马小帅脸上却不动声色,笑着拍了拍韩大成的肩膀,“韩哥,走,进屋给你针灸,身体恢复了,心情也会好很多。”
韩大成高兴得连连点头,拉着马小帅就往办公楼里走。
两个人在办公室沙发上坐下,韩大成脱下上衣趴在沙发上,马小帅掏出针包,开始给他施针。
几针下去,韩大成舒坦得直哼哼。“老弟,你这手艺真是越来越好了。老哥我这几天感觉浑身有劲儿,走路都不喘了。”
韩大成趴在沙发上,侧过头看着马小帅,“昨天又去医院做了个检查,血肌酐降到一百八了,医生说再降一降就接近正常值了。老弟,你说老哥这条命是不是你捡回来的?都不知道怎么感谢你好了。”

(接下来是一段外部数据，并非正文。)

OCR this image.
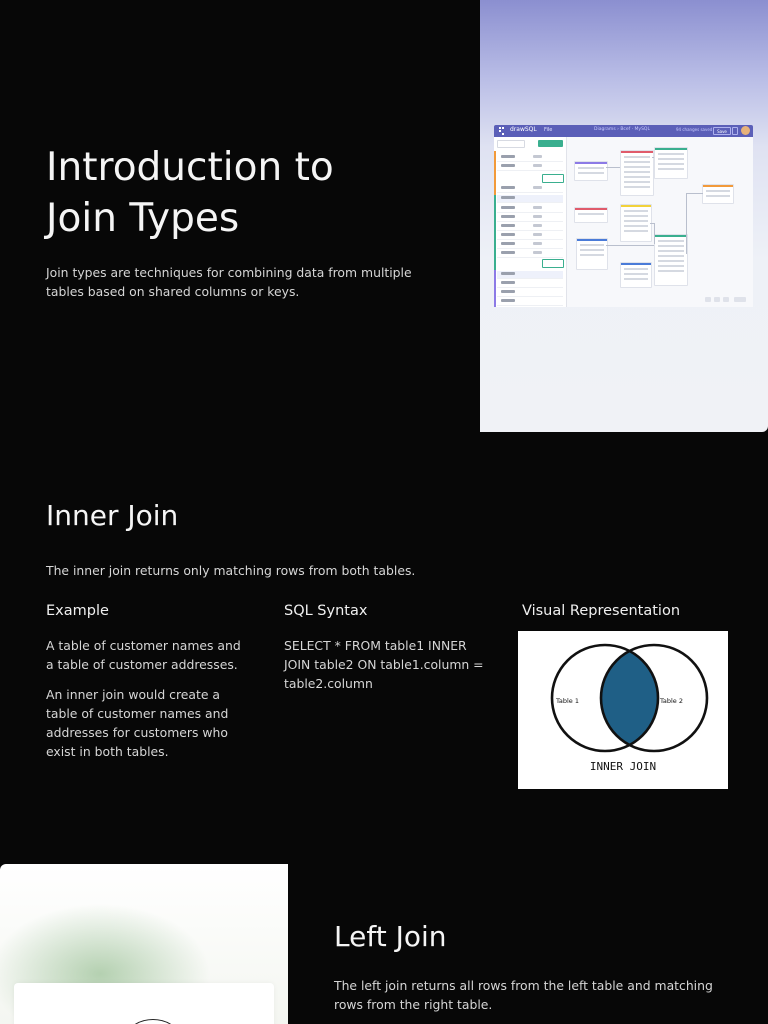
Introduction to
Join Types

Join types are techniques for combining data from multiple tables based on shared columns or keys.

drawSQL File	Diagrams › Bcef · MySQL	94 changes saved	Save
Inner Join

The inner join returns only matching rows from both tables.

Example

A table of customer names and a table of customer addresses.

An inner join would create a table of customer names and addresses for customers who exist in both tables.

SQL Syntax

SELECT * FROM table1 INNER JOIN table2 ON table1.column = table2.column

Visual Representation
Table 1	Table 2
INNER JOIN
Left Join

The left join returns all rows from the left table and matching rows from the right table.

马小帅嘴角一抽,没敢接话,心说嫂子这两天天天谢我,我都有点不好意思了。
“韩哥,割蛋那个案子,结了吗?”马小帅收了最后一根银针,随口把话题岔开。
韩大成从沙发上坐起来,一边穿衣服一边叹了口气,“正想跟你说这事儿呢。最近这一个母猪伤人案,一个嘎蛋案,事儿闹得都不小。上面虽然还没正式下文问责,可我已经被叫去县局喝了三回茶了。”
马小帅把银针收进包里,“那你怎么说的?”
“我还能怎么说。”韩大成往椅背上一靠,点了根烟,“实话实说呗。对外那是模糊处理,给上面打报告都是如实写的,白仙柳仙这些玩意儿,我也没法编。这不,今天县局那边打电话来了,说要派人下来调查核实,到时候可能会找你询问情况。”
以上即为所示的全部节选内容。